Les deux erreurs sont traitées différemment mais il s’agit à chaque fois d’un problème de droit. Mais le statut 401 ou 403 signifient qu’il y a un problème de droit et il vaut mieux, à moins d’avoir les autorisations nécessaires, ne pas insister.

Erreurs du serveur

Le serveur génère des erreurs de ce type pour différentes raisons. Un problème comme un disque plein, la mémoire vive saturée, ou une mauvaise configuration entraînent des erreurs de ce type. Les hébergeurs savent gérer (et surtout anticiper) ce type de problème et il est assez rare de constater de telles erreurs.

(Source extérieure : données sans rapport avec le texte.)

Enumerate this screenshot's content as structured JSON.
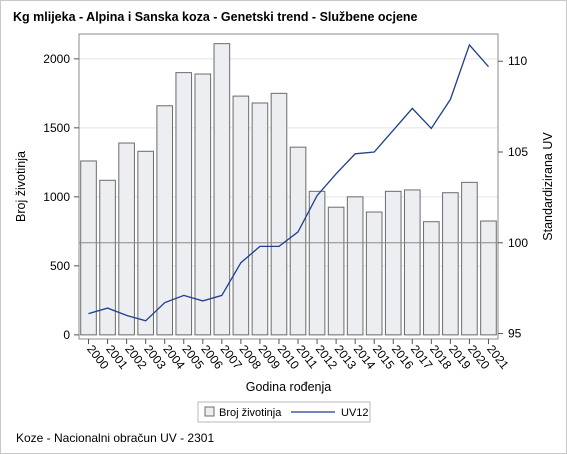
{
  "title": "Kg mlijeka - Alpina i Sanska koza - Genetski trend - Službene ocjene",
  "footnote": "Koze - Nacionalni obračun UV - 2301",
  "chart_data": {
    "type": "bar+line",
    "categories": [
      "2000",
      "2001",
      "2002",
      "2003",
      "2004",
      "2005",
      "2006",
      "2007",
      "2008",
      "2009",
      "2010",
      "2011",
      "2012",
      "2013",
      "2014",
      "2015",
      "2016",
      "2017",
      "2018",
      "2019",
      "2020",
      "2021"
    ],
    "series": [
      {
        "name": "Broj životinja",
        "type": "bar",
        "axis": "left",
        "values": [
          1260,
          1120,
          1390,
          1330,
          1660,
          1900,
          1890,
          2110,
          1730,
          1680,
          1750,
          1360,
          1040,
          925,
          1000,
          890,
          1040,
          1050,
          820,
          1030,
          1105,
          825
        ]
      },
      {
        "name": "UV12",
        "type": "line",
        "axis": "right",
        "values": [
          96.1,
          96.4,
          96.0,
          95.7,
          96.7,
          97.1,
          96.8,
          97.1,
          98.9,
          99.8,
          99.8,
          100.6,
          102.6,
          103.8,
          104.9,
          105.0,
          106.2,
          107.4,
          106.3,
          107.9,
          110.9,
          109.7
        ]
      }
    ],
    "xlabel": "Godina rođenja",
    "ylabel_left": "Broj životinja",
    "ylabel_right": "Standardizirana UV",
    "yticks_left": [
      0,
      500,
      1000,
      1500,
      2000
    ],
    "yticks_right": [
      95,
      100,
      105,
      110
    ],
    "ylim_left": [
      -30,
      2180
    ],
    "ylim_right": [
      94.7,
      111.5
    ],
    "reference_line_right": 100,
    "grid": true,
    "legend_position": "bottom",
    "colors": {
      "bar_fill": "#eceef2",
      "bar_stroke": "#6c6c6c",
      "line": "#1f3f8f",
      "reference_line": "#8a8a8a",
      "grid": "#e4e4e4"
    }
  }
}
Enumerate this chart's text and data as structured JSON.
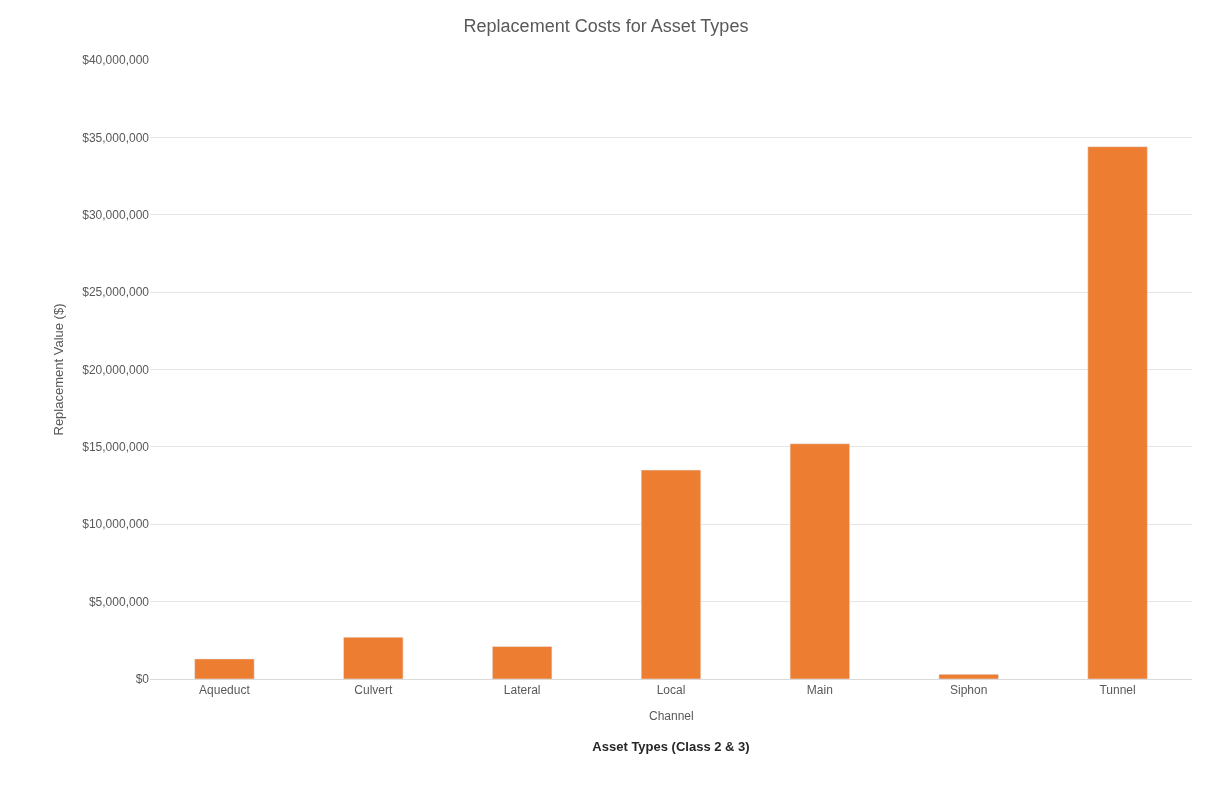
{
  "chart_data": {
    "type": "bar",
    "title": "Replacement Costs for Asset Types",
    "xlabel": "Asset Types (Class 2 & 3)",
    "ylabel": "Replacement Value ($)",
    "annotations": [
      "Channel"
    ],
    "categories": [
      "Aqueduct",
      "Culvert",
      "Lateral",
      "Local",
      "Main",
      "Siphon",
      "Tunnel"
    ],
    "values": [
      1300000,
      2700000,
      2100000,
      13500000,
      15200000,
      300000,
      34400000
    ],
    "color": "#ed7d31",
    "ylim": [
      0,
      40000000
    ],
    "yticks": [
      {
        "value": 0,
        "label": "$0"
      },
      {
        "value": 5000000,
        "label": "$5,000,000"
      },
      {
        "value": 10000000,
        "label": "$10,000,000"
      },
      {
        "value": 15000000,
        "label": "$15,000,000"
      },
      {
        "value": 20000000,
        "label": "$20,000,000"
      },
      {
        "value": 25000000,
        "label": "$25,000,000"
      },
      {
        "value": 30000000,
        "label": "$30,000,000"
      },
      {
        "value": 35000000,
        "label": "$35,000,000"
      },
      {
        "value": 40000000,
        "label": "$40,000,000"
      }
    ],
    "grid": "y",
    "legend": false
  }
}
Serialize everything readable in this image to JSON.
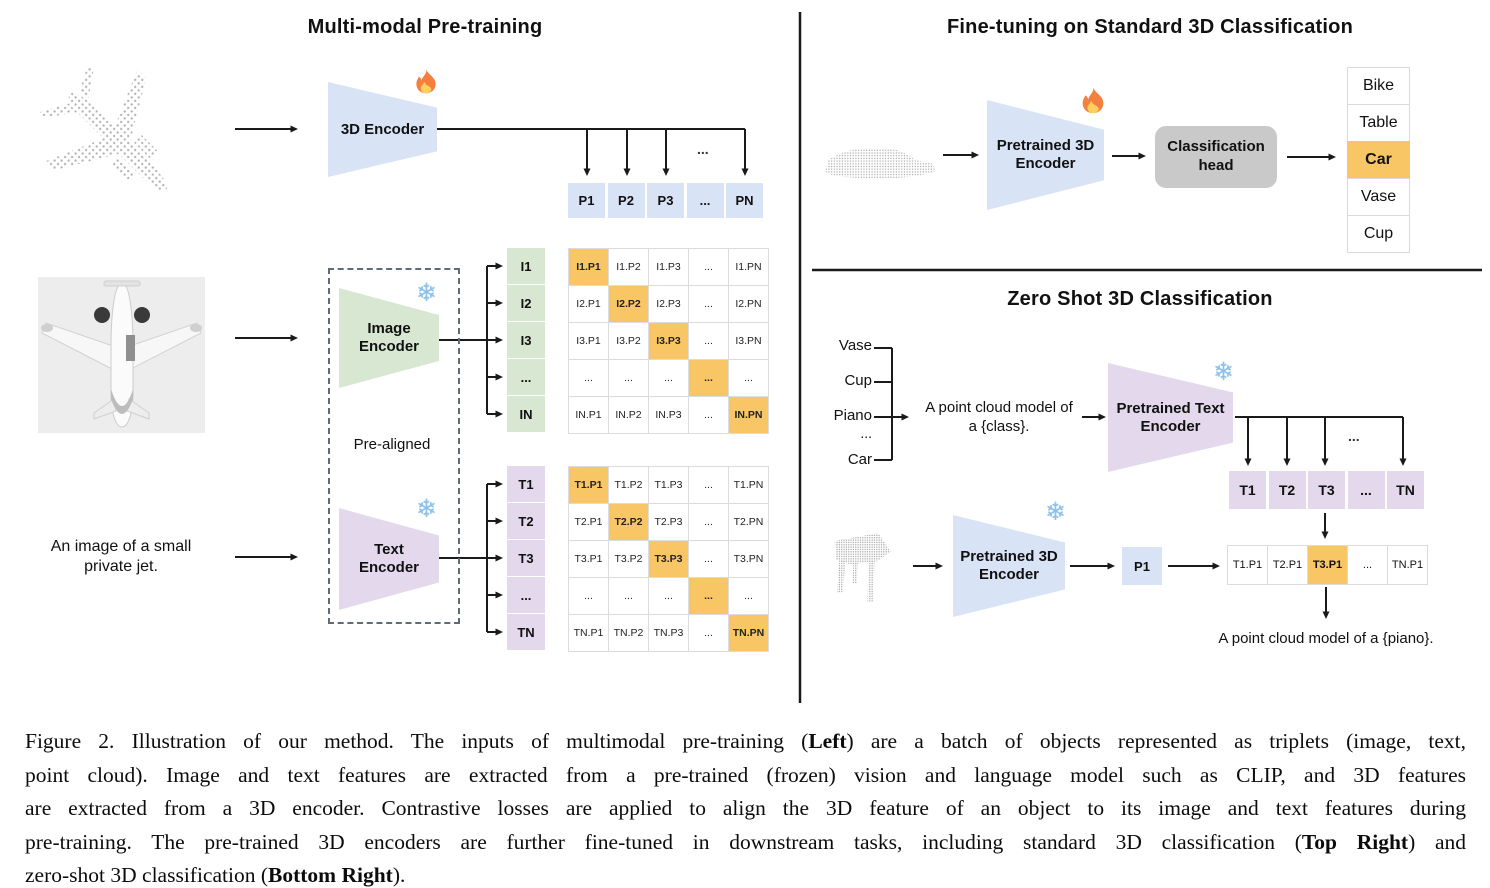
{
  "pretraining": {
    "title": "Multi-modal Pre-training",
    "encoder3d_label": "3D Encoder",
    "image_encoder_label": "Image Encoder",
    "text_encoder_label": "Text Encoder",
    "prealigned_label": "Pre-aligned",
    "jet_caption": "An image of a small private jet.",
    "ellipsis": "...",
    "p_row": [
      "P1",
      "P2",
      "P3",
      "...",
      "PN"
    ],
    "i_labels": [
      "I1",
      "I2",
      "I3",
      "...",
      "IN"
    ],
    "t_labels": [
      "T1",
      "T2",
      "T3",
      "...",
      "TN"
    ],
    "i_matrix": [
      [
        "I1.P1",
        "I1.P2",
        "I1.P3",
        "...",
        "I1.PN"
      ],
      [
        "I2.P1",
        "I2.P2",
        "I2.P3",
        "...",
        "I2.PN"
      ],
      [
        "I3.P1",
        "I3.P2",
        "I3.P3",
        "...",
        "I3.PN"
      ],
      [
        "...",
        "...",
        "...",
        "...",
        "..."
      ],
      [
        "IN.P1",
        "IN.P2",
        "IN.P3",
        "...",
        "IN.PN"
      ]
    ],
    "t_matrix": [
      [
        "T1.P1",
        "T1.P2",
        "T1.P3",
        "...",
        "T1.PN"
      ],
      [
        "T2.P1",
        "T2.P2",
        "T2.P3",
        "...",
        "T2.PN"
      ],
      [
        "T3.P1",
        "T3.P2",
        "T3.P3",
        "...",
        "T3.PN"
      ],
      [
        "...",
        "...",
        "...",
        "...",
        "..."
      ],
      [
        "TN.P1",
        "TN.P2",
        "TN.P3",
        "...",
        "TN.PN"
      ]
    ]
  },
  "finetune": {
    "title": "Fine-tuning on Standard 3D Classification",
    "encoder_label": "Pretrained 3D Encoder",
    "head_label": "Classification head",
    "classes": [
      "Bike",
      "Table",
      "Car",
      "Vase",
      "Cup"
    ],
    "highlighted_class": "Car"
  },
  "zeroshot": {
    "title": "Zero Shot 3D Classification",
    "candidate_classes": [
      "Vase",
      "Cup",
      "Piano",
      "...",
      "Car"
    ],
    "prompt": "A point cloud model of a {class}.",
    "text_encoder_label": "Pretrained Text Encoder",
    "encoder3d_label": "Pretrained 3D Encoder",
    "p1_label": "P1",
    "t_row": [
      "T1",
      "T2",
      "T3",
      "...",
      "TN"
    ],
    "result_row": [
      "T1.P1",
      "T2.P1",
      "T3.P1",
      "...",
      "TN.P1"
    ],
    "highlighted_result": "T3.P1",
    "result_caption": "A point cloud model of a {piano}.",
    "ellipsis": "..."
  },
  "icons": {
    "snowflake_glyph": "❄",
    "fire_icon": "flame",
    "point_cloud_airplane": "airplane point cloud",
    "point_cloud_car": "car point cloud",
    "point_cloud_piano": "piano point cloud",
    "jet_photo": "top view photo of white private jet"
  },
  "colors": {
    "blue": "#d9e3f6",
    "green": "#d7e7d2",
    "purple": "#e4d9ec",
    "highlight_orange": "#f9c666",
    "head_gray": "#c9c9c9"
  },
  "caption": {
    "lines": [
      [
        {
          "t": "Figure 2. Illustration of our method. The inputs of multimodal pre-training ("
        },
        {
          "t": "Left",
          "b": true
        },
        {
          "t": ") are a batch of objects represented as triplets (image, text,"
        }
      ],
      [
        {
          "t": "point cloud). Image and text features are extracted from a pre-trained (frozen) vision and language model such as CLIP, and 3D features"
        }
      ],
      [
        {
          "t": "are extracted from a 3D encoder. Contrastive losses are applied to align the 3D feature of an object to its image and text features during"
        }
      ],
      [
        {
          "t": "pre-training. The pre-trained 3D encoders are further fine-tuned in downstream tasks, including standard 3D classification ("
        },
        {
          "t": "Top Right",
          "b": true
        },
        {
          "t": ") and"
        }
      ],
      [
        {
          "t": "zero-shot 3D classification ("
        },
        {
          "t": "Bottom Right",
          "b": true
        },
        {
          "t": ")."
        }
      ]
    ]
  }
}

En revanche, les scripts PHP qui font tourner WordPress peuvent aussi créer des erreurs techniques. Lorsqu’un script prend trop de temps ou sature la mémoire allouée, il peut générer une erreur 500 (Server Error).

L’erreur 500 est la plus courante et pour connaître l’origine du problème, il faut consulter les logs d’erreur du serveur. Pour cela, vous devez vous rapprocher de votre hébergeur le stockage de ces fichiers s’effectue très différemment selon les fournisseurs.

L’autre erreur que génère le site WordPress est le statut 503 (server Unavailable). Cette erreur est assez fréquente car c’est la réponse renvoyée à chaque mise à jour de WordPress. Que ce soit pour la mise à jour de WordPress lui-même, mais également pendant la mise à jour des plugins (extensions) et des thèmes. C’est pourquoi il faut veiller à ce que les mises à jour se fassent pendant que le site n’est pas trop utilisé.

WordPress renvoie un écran assez banal durant les mises à jour. Il s’agit du « mode maintenance ». Comme souvent, vous pouvez personnaliser le mode maintenance avec des plugins, comme WP Maintenance Mode (qui est gratuit).